Les aficionados de châtiments corporels, ceux qui se plaisent à organiser des soirées punition à domicile, auront certainement été comblés par ce weekend de Liga. Le Rayo Vallecano a encore les joues rouges de la claque que le Barça est venu lui administrer, tout comme Majorque, rossé devant ses enfants par le Real Madrid le lendemain.

Nouvel épisode samedi de la dernière série à succès, Trouvons Une Défense au FCB. Dans la saison et les épisodes précédents, Abidal était gravement malade, personne n’avait été recruté à l’été, Piqué tardait à revenir de sa blessure plantaire, Puyol était le seul homme sur Terre à pouvoir se lécher le coude. Derniers rebondissement, Masch se trouvait suspendu pour le périple glamour de Vallecas, qui succédait chronologiquement aux débuts réussis de Bartra dans cette charnière qui se refusait à lui.

Considérant certainement qu’un bon match dans la semaine est amplement suffisant, Vilanova décidait de se passer de son canterano, pour poursuivre ses expérimentations défenso-axiales. Dans une rassurante instabilité, les flancs étaient confiés à Alba et Montoya, la centrale à la paire Busquets-Adriano, avec Song juste devant eux sur les remparts. Pour ceux qui pensaient qu’on avait déjà tout vu… Exceptionnel à La Corogne et au frigo trois jours plus tard, Cesc retrouvait une place dans le onze, au milieu avec Xavi. Devant, la titularisation de Villa est assez rare pour être soulignée, Messi et Pedro sont évidemment de la virée banlieusarde.

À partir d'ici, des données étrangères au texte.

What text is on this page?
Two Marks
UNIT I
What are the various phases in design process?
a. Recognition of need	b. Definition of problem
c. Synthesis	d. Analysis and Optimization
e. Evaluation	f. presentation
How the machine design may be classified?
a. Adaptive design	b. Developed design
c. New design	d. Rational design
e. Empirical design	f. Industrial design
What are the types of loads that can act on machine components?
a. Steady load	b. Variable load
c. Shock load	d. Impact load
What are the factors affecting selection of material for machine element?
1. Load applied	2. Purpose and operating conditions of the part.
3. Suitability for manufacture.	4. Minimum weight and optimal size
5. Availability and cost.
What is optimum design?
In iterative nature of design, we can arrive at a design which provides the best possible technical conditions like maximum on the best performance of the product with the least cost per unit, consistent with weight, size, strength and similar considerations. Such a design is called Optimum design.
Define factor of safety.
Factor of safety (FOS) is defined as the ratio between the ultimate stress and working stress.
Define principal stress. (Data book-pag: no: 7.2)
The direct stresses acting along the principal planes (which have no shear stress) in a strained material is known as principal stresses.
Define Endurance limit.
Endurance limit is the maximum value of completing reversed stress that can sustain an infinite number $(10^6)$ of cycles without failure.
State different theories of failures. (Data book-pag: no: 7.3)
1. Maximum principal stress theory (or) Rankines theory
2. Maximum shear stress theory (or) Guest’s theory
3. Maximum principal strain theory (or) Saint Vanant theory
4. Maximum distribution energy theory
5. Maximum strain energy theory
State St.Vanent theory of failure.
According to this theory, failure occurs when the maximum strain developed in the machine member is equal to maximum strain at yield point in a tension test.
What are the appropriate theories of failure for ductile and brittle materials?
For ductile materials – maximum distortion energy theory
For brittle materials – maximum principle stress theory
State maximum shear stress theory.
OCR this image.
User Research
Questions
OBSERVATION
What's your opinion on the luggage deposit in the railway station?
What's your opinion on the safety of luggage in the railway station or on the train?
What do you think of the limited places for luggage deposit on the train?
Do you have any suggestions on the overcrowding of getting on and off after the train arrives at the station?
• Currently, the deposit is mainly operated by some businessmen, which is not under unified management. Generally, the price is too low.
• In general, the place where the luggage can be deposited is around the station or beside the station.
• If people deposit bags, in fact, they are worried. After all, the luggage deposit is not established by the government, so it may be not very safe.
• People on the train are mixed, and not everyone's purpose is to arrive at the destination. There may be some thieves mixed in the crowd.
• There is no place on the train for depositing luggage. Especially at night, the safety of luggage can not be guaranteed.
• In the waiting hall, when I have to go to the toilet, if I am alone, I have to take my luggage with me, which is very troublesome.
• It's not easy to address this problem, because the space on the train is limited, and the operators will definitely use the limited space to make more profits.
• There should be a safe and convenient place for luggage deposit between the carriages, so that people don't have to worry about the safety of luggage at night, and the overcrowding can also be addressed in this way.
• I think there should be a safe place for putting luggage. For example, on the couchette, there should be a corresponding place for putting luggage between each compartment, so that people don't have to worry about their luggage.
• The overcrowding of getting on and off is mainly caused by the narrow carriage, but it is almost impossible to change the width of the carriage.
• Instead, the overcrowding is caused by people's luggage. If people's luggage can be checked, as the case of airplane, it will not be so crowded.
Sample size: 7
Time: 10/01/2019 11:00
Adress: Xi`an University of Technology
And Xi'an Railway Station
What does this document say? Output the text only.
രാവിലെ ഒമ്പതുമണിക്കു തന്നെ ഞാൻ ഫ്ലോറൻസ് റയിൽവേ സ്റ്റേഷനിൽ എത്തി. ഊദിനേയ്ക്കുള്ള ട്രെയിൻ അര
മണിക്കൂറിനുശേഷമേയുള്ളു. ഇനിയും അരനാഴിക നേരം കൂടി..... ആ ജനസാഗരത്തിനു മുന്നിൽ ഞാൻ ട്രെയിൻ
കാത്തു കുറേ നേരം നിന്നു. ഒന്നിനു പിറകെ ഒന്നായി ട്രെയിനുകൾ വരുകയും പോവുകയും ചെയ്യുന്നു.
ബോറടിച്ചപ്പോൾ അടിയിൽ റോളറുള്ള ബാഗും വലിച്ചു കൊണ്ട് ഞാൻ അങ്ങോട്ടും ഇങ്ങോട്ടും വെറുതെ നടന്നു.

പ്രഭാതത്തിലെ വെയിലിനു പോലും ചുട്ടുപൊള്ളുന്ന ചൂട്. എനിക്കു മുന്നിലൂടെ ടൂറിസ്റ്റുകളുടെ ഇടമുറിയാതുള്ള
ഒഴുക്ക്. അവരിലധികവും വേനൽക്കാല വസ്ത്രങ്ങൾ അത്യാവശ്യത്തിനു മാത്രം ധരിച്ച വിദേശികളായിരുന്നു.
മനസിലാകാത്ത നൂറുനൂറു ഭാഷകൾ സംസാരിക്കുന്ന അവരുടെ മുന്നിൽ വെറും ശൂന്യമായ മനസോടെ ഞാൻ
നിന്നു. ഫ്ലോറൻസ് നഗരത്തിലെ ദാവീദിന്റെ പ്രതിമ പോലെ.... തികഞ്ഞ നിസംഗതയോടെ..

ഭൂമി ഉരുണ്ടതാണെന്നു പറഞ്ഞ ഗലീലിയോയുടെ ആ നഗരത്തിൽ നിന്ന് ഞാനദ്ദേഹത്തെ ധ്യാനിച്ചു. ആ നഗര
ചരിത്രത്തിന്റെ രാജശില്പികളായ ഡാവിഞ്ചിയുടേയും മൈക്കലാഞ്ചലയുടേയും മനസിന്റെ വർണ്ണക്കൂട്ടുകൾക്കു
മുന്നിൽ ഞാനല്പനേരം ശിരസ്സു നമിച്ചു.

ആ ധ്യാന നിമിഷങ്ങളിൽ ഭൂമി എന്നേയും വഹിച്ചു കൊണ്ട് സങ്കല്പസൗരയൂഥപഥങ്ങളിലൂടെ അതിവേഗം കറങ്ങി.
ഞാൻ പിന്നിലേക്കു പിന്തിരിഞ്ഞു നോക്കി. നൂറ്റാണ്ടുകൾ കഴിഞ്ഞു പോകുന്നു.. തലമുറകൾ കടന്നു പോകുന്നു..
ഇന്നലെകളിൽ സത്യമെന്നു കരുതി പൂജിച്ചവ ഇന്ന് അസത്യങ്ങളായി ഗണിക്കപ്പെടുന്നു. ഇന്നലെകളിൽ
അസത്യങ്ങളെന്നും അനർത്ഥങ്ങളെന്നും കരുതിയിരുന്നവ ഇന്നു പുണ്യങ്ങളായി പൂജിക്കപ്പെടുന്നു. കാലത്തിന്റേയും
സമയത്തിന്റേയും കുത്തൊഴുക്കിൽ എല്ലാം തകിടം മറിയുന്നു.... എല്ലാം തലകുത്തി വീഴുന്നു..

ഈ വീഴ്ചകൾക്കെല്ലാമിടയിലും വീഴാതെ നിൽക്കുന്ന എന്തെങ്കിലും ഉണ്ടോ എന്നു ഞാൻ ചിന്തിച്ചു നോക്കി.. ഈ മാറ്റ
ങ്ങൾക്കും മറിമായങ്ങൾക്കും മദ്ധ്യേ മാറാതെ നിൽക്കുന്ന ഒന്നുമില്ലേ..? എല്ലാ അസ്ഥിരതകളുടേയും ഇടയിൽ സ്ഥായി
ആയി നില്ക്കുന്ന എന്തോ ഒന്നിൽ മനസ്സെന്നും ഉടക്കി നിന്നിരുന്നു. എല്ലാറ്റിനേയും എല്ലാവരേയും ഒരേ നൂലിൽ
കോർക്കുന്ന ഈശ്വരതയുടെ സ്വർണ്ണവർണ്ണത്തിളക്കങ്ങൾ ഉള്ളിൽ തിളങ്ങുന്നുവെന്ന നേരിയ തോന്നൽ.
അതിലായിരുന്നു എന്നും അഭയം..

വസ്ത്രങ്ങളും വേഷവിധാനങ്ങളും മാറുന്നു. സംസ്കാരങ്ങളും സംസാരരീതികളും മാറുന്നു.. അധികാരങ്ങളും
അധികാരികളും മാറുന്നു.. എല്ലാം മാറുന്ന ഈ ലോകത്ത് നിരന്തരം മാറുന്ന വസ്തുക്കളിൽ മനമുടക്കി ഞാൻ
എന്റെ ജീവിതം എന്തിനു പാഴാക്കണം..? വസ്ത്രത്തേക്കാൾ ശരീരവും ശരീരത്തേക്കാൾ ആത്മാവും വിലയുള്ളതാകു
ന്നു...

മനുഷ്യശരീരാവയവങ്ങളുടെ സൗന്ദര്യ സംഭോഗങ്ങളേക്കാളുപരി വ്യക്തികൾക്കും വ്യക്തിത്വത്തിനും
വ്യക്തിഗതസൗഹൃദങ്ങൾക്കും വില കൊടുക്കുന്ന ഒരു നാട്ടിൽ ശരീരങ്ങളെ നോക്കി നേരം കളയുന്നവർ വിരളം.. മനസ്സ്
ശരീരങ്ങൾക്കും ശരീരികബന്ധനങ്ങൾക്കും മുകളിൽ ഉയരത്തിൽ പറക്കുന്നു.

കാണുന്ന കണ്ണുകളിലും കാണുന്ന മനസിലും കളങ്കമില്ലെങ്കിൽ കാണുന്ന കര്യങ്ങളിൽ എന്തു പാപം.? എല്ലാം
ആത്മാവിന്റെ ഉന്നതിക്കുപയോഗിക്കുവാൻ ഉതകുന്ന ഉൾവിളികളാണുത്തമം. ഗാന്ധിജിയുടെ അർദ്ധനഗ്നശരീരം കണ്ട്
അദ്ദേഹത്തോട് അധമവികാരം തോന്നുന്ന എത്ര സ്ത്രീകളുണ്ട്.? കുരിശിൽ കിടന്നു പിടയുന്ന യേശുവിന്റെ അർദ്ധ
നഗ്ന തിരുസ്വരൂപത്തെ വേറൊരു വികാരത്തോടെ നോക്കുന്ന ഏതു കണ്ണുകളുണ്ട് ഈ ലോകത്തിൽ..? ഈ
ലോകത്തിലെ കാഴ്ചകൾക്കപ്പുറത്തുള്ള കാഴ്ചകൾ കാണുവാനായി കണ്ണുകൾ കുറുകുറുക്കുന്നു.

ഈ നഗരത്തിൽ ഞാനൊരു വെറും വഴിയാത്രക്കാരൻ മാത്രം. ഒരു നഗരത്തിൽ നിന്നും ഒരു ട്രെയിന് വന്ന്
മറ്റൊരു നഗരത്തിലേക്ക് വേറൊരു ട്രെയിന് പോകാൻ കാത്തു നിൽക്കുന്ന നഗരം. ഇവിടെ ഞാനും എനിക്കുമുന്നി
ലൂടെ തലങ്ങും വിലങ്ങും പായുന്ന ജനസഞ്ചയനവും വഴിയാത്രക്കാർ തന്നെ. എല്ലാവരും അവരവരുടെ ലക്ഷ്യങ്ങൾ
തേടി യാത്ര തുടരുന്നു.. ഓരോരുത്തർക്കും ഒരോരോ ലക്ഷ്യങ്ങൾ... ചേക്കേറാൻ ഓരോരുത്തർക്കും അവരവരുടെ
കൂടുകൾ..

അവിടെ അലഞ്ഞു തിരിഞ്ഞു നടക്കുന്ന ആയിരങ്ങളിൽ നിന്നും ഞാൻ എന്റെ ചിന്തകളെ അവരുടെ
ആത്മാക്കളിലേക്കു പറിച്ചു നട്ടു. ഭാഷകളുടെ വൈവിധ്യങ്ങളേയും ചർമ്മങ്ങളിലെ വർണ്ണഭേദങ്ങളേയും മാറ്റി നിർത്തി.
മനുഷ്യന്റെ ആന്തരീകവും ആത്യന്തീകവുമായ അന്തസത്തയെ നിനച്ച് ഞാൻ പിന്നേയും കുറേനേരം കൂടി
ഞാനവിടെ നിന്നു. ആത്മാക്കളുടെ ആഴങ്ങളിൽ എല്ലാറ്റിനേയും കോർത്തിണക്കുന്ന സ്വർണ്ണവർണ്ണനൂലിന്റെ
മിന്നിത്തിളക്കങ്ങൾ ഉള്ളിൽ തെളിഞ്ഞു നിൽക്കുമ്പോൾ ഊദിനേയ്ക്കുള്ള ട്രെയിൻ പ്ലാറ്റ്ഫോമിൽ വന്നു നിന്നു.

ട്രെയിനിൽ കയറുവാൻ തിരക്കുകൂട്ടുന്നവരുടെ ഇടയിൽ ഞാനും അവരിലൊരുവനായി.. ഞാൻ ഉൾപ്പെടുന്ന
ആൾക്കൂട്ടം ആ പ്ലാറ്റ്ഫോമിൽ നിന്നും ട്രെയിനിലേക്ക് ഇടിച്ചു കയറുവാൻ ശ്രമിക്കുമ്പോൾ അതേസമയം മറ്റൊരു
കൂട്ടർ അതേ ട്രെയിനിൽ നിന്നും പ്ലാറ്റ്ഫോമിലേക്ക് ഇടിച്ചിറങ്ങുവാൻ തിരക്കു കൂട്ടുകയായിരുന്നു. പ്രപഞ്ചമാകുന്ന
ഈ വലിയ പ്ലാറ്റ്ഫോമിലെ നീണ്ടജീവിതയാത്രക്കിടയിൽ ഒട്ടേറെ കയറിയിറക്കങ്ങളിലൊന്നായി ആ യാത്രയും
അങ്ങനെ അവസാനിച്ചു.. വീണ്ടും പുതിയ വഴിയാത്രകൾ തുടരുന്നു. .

Si la soirée allait s’avérer orientée vers les punitions physiques, le Rayo n’avait pas forcément annoncé la couleur avec envoi de cartons d’invitation, et à ce petit jeu-là, ce sont les Catalans qui, dans le premier quart d’heure, subissent une série de petits coups de cravache. Sans véritablement concéder d’occasions, l’arrière-garde est sérieusement chahutée. Les Blaugrana se trouvent plutôt du côté inquiétant de la force, sans véritable occasion jusqu’à ce que ce ballon échoit dans les pieds inspirés de Cesc « my Pumas » Fabregas. Passe diagonale dans le backdoor, plat du pied acéré de Villa sans contrôle. Ficelle. Limpide.

Pourtant volontaire et incisif depuis le début, l’élève madrilène joint les cinq doigts, le maître barcelonais assène un grand coup de règle en métal. Ça pique, et ça rappelle la belle époque de l’Education Française, la blouse grise, l’encrier dans la table, et les grands coups de brosse dans le nez pour qui ne connaît pas bien sa table de 7.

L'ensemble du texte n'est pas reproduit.